Sanki ona baktığımı hissediyor gibi konuşma arasında bakışlarını bana çeviren Uraz'a yakalanınca panik halinde Emirhan'a döndüm. Emirhan ne anlatıyordu takip etmemiştim fakat içimde sanki bir ateş yanıyordu, ellerimle kendimi yellemeye çalıştım. Nabzım o kadar hızlı atıyordu ki birazdan bayılabilirdim.
Emirhan'ın ses tonu ve havası değişmişti. Gözlerindeki endişeye odaklanamıyordum.
"Ayşin, iyi misin?" diyerek koluma tekrar dokundu. Başımı evet anlamında sallarken "Çok sıcak" deyip yellenmeye devam ettim.
"Saçların rüzgârdan karmakarışık oldu Ayşin. Nasıl terleyebiliyorsun?"

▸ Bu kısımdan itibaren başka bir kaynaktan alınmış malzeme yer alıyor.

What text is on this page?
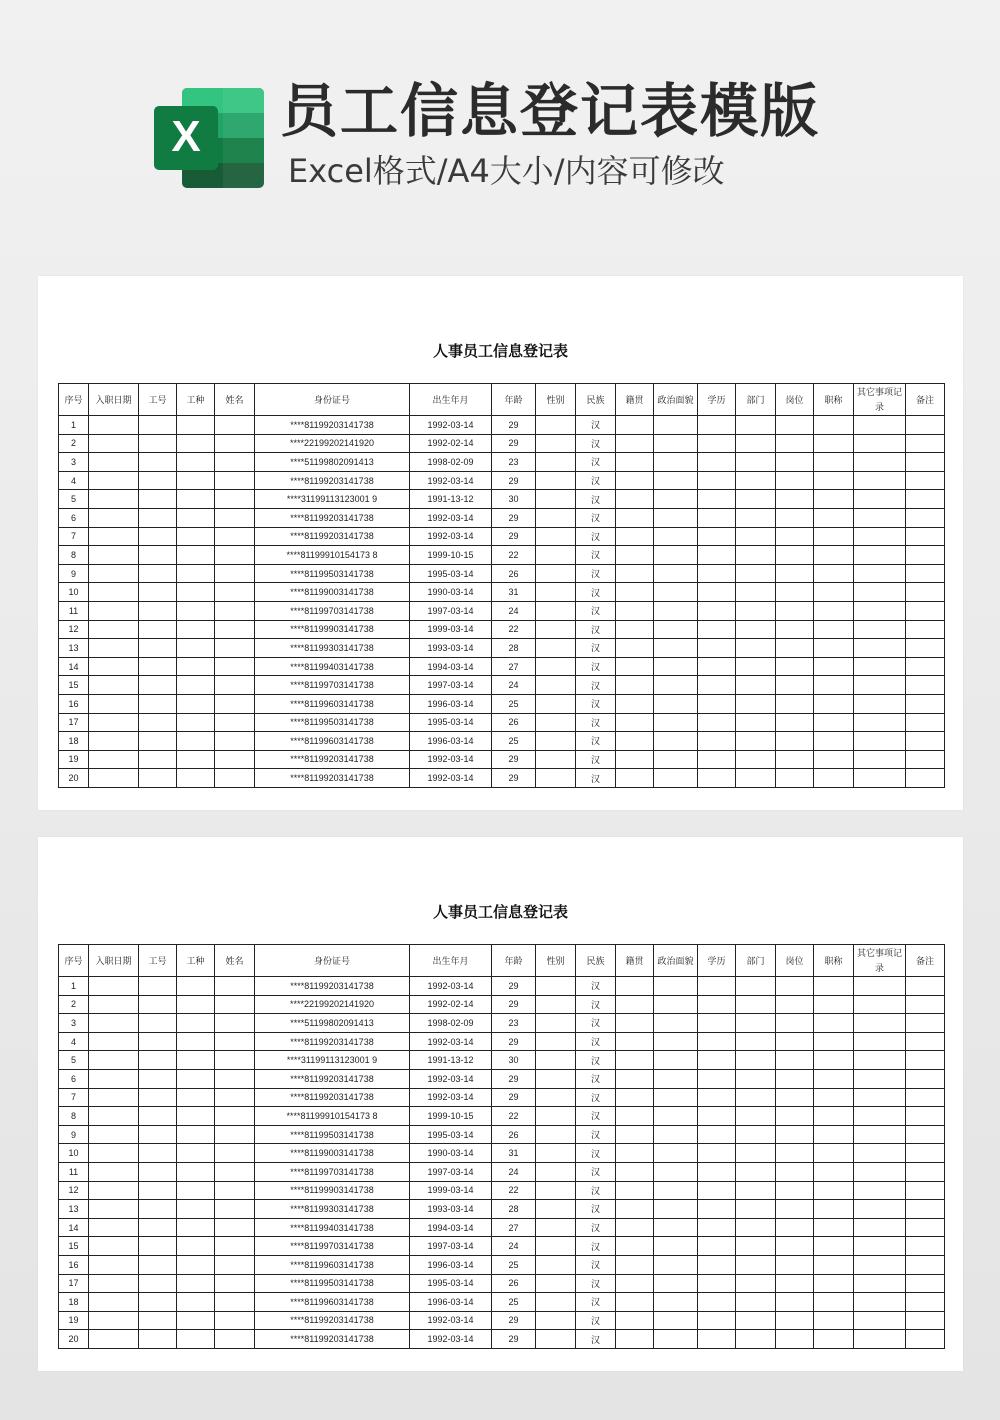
X 员工信息登记表模版
Excel格式/A4大小/内容可修改
人事员工信息登记表
序号	入职日期	工号	工种	姓名	身份证号	出生年月	年龄	性别	民族	籍贯	政治面貌	学历	部门	岗位	职称	其它事项记录	备注
1					****81199203141738	1992-03-14	29		汉								
2					****22199202141920	1992-02-14	29		汉								
3					****51199802091413	1998-02-09	23		汉								
4					****81199203141738	1992-03-14	29		汉								
5					****31199113123001 9	1991-13-12	30		汉								
6					****81199203141738	1992-03-14	29		汉								
7					****81199203141738	1992-03-14	29		汉								
8					****81199910154173 8	1999-10-15	22		汉								
9					****81199503141738	1995-03-14	26		汉								
10					****81199003141738	1990-03-14	31		汉								
11					****81199703141738	1997-03-14	24		汉								
12					****81199903141738	1999-03-14	22		汉								
13					****81199303141738	1993-03-14	28		汉								
14					****81199403141738	1994-03-14	27		汉								
15					****81199703141738	1997-03-14	24		汉								
16					****81199603141738	1996-03-14	25		汉								
17					****81199503141738	1995-03-14	26		汉								
18					****81199603141738	1996-03-14	25		汉								
19					****81199203141738	1992-03-14	29		汉								
20					****81199203141738	1992-03-14	29		汉								
人事员工信息登记表
序号	入职日期	工号	工种	姓名	身份证号	出生年月	年龄	性别	民族	籍贯	政治面貌	学历	部门	岗位	职称	其它事项记录	备注
1					****81199203141738	1992-03-14	29		汉								
2					****22199202141920	1992-02-14	29		汉								
3					****51199802091413	1998-02-09	23		汉								
4					****81199203141738	1992-03-14	29		汉								
5					****31199113123001 9	1991-13-12	30		汉								
6					****81199203141738	1992-03-14	29		汉								
7					****81199203141738	1992-03-14	29		汉								
8					****81199910154173 8	1999-10-15	22		汉								
9					****81199503141738	1995-03-14	26		汉								
10					****81199003141738	1990-03-14	31		汉								
11					****81199703141738	1997-03-14	24		汉								
12					****81199903141738	1999-03-14	22		汉								
13					****81199303141738	1993-03-14	28		汉								
14					****81199403141738	1994-03-14	27		汉								
15					****81199703141738	1997-03-14	24		汉								
16					****81199603141738	1996-03-14	25		汉								
17					****81199503141738	1995-03-14	26		汉								
18					****81199603141738	1996-03-14	25		汉								
19					****81199203141738	1992-03-14	29		汉								
20					****81199203141738	1992-03-14	29		汉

"Ha, bilmiyorum. Sanırım hasta olacağım"
Emirhan elleriyle alnımı kontrol etti. "Ateşin yok" dedi. Ben o sırada içimdeki merak duygusuna yenik düşüp, tekrar Uraz'a baktım. Hâlâ bize doğru bakıyordu. Bir an nedensizce mutlu olurken gülümsememi engelleyen tek şey bize olan bakışlarıydı. Şu anda kafamızı bedenimizden ayırmak istediğine yemin edebilirdim. Neden bu kadar sinirlenmişti?
"Böbreklerinle mi alakalı acaba? Revire gözükmek ister misin?"
Başımı hayır anlamında salladım. Emirhan'ın ellerini nazik bir şekilde yüzümden çekti.
"Sınıfa çıkalım mı?"
"Olur."
Emirhan'la ayaklanırken göz ucuyla Uraz'a baktım. Tekrar Cankut'la konuşmaya başlamıştı. Bize bakmıyor olması nedense rahatsız etmişti. Sınıfa doğru yürürken Emirhan'ın ara ara bana baktığını hissettim. Sanki dilinin ucundaki şeyi bir türlü kelimelere dökemiyordu. Umarım yine içindeki duygulardan bahsetmezdi. Onu çok seviyordum ama bu sevginin arkadaşlıktan öteye gitmeyeceğinin de farkındaydım. Bunu her seferinde kırmak pahasına ona söylüyordum. O da inatla umurunda olmadığını dile getiriyordu. Ona göre aşk tek kişilikti. Karşılıklı olduğunda hissettiğimiz duygu aşktan çok sevgiydi ve onun aşktan da güzel olduğunu söylüyordu.
ŞİMDİ OKUDUĞUN
ŞAH MAT (TAMAMLANDI) +18
Genç KurguMerhaba! Eğer bu satırları okuyorsan, senin bir yerlerden dikkatini çekebilmişiz demektir. Şu anda girdiğin bu kitap, 2016 yılında Watty birincilik ödülünü kazanan ve çıktığı ilk andan itibaren çok satanlara giren üç kitaplık seriyi kapsamaktadır; Ş...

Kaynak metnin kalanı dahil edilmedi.